Lord Mayor Robert Doyle AC said Heritage Victoria’s consultation process on the proposed works to the Victorian Heritage listed Queen Victoria Market begins today.
“I am pleased to announce that we have applied to Heritage Victoria for a permit to dismantle, repair and reinstate the western sections of Sheds A to D and construct a below ground operational area to provide modern back-of-house facilities and parking,” the Lord Mayor said.
“We propose to repair and restore the eastern ends of Sheds A to D onsite with intended improvements to include roof insulation and essential services such as access to power, water and better lighting for traders.
“These improvements will allow the market to meet 21st century operational and safety standards, while retaining the traditional open air trading floor that traders, customers and visitors know and love.”

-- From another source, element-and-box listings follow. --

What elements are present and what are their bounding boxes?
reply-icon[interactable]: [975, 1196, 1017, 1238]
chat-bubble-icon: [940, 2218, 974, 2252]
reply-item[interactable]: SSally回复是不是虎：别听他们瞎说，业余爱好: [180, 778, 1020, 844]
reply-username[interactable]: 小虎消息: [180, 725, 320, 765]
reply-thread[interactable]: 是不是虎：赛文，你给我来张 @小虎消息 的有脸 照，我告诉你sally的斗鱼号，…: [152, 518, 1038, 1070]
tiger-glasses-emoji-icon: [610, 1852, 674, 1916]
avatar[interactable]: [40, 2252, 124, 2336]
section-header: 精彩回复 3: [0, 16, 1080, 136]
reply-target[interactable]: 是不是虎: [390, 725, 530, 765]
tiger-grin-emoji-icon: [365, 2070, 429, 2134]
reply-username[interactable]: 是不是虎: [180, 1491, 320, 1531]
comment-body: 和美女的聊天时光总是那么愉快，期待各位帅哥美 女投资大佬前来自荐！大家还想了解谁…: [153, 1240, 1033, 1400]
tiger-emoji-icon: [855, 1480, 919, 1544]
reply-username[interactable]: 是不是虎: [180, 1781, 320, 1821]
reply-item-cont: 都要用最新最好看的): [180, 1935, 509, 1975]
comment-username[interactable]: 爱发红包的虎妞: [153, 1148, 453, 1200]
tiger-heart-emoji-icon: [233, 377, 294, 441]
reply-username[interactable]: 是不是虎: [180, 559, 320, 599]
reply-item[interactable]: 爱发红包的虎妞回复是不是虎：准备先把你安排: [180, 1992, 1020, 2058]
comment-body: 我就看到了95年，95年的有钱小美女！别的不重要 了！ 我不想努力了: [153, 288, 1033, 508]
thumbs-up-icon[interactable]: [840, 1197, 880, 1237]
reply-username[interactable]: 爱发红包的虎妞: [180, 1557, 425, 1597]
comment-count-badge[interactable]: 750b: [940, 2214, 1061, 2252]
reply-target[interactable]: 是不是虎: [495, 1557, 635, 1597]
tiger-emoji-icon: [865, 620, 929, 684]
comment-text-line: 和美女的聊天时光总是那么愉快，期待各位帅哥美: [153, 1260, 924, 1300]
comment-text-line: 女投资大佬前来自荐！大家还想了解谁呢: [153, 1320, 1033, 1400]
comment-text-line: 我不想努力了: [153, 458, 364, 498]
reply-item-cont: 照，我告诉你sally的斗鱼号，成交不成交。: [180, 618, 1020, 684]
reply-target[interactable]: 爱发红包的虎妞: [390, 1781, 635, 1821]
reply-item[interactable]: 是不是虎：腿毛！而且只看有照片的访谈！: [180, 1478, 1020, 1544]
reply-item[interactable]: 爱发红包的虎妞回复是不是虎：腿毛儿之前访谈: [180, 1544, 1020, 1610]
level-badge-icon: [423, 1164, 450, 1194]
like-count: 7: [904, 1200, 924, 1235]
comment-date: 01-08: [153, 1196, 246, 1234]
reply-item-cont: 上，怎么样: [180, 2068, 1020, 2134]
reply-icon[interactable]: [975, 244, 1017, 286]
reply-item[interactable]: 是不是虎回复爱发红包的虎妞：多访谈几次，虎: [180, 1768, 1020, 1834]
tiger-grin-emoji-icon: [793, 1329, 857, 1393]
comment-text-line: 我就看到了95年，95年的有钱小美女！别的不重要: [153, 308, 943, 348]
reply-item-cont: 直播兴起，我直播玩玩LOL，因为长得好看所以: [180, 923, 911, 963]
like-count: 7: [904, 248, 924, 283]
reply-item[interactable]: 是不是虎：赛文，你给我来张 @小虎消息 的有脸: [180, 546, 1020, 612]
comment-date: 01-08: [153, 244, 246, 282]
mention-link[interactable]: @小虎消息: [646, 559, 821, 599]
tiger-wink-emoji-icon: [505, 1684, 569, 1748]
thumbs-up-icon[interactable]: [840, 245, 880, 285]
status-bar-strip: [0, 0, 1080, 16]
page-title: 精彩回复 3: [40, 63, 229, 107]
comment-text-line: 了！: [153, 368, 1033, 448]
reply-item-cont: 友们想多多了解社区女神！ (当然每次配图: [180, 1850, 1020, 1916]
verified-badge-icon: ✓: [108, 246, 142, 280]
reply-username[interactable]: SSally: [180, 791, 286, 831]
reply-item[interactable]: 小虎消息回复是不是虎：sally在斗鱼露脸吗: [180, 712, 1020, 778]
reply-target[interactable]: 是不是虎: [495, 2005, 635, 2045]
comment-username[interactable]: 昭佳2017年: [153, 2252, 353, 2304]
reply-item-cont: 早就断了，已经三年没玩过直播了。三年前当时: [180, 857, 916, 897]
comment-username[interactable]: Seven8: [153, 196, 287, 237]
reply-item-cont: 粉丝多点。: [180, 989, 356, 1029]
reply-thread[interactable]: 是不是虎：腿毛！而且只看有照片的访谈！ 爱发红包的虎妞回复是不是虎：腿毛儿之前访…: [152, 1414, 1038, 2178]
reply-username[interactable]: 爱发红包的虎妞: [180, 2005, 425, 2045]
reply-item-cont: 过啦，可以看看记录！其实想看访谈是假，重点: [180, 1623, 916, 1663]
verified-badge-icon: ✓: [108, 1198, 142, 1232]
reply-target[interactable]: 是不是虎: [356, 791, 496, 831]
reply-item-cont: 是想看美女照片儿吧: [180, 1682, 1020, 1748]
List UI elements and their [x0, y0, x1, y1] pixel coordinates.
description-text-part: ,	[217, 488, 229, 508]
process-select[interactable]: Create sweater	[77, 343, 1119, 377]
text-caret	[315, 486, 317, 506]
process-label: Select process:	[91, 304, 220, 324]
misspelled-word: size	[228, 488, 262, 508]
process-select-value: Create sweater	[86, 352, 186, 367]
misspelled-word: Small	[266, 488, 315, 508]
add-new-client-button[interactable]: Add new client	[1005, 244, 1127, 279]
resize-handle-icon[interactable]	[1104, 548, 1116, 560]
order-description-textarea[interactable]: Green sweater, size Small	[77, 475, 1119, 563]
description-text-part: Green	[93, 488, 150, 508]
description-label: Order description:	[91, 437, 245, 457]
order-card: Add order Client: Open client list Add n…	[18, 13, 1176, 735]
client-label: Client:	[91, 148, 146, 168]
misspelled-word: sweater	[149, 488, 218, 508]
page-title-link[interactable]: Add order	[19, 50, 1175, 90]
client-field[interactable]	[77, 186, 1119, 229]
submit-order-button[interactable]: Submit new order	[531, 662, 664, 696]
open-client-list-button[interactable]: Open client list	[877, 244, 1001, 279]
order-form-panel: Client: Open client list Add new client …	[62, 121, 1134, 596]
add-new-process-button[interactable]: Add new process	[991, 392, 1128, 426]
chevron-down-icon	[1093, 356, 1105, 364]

The Lord Mayor said the City of Melbourne has worked closely with experts including architects and heritage consultants Lovell Chen, architects Grimshaw and engineers Mott McDonald on the proposals.
“We have strived to develop plans that apply design principles which protect the market’s character and authenticity, while delivering modern infrastructure to ensure a better trader and customer experience and much needed sustainability measures,” the Lord Mayor said.
“We plan to repair, conserve and reinstate the current heritage fabric like-for-like where repair is not possible, leaving the open air sheds in a sound condition for the future.”
The plans include new glass lifts and stairs to transport customers and goods from the basement operation and parking area into the heart of the market. The design, including the materials for the lifts and stairs, draws on the traditional market palette and features natural timber, steel and glass.
“These new lifts and service areas are located in clusters to reduce the heritage impact and visual interruption within the sheds,” the Lord Mayor said. “The transparent lifts will integrate with the restored sheds and maintain the open market and laneway feel, allowing visitors to experience the theatre of daily market life.”
“Retaining the market’s heritage and ensuring it thrives for generations to come is at the heart of everything we do. That is why we applied for National Heritage Listing of the market, which is currently being assessed by the Australian Heritage Council.
“We will ensure that Queen Vic remains a fresh food, open air market and retains its unique atmosphere, heritage and affordability, while delivering much needed upgrades to safeguard its future.”
The City of Melbourne has also applied to the Department of Environment, Land, Water and Planning for planning approval for the infrastructure works which will be determined separately.
People can submit a comment or representation about the application within 14 days from today (Wednesday 11 October 2017). Visit https://www.heritage.vic.gov.au/permits/currently-advertised-permits to view the full application and for details on how to make a submission.
Public information sessions will be held at the Information Hub, Queen Victoria Market, 452 Queen Street Melbourne (opposite the car park) on Friday 13 October from 10am to 12pm and Saturday 14 October from 10am to 12pm.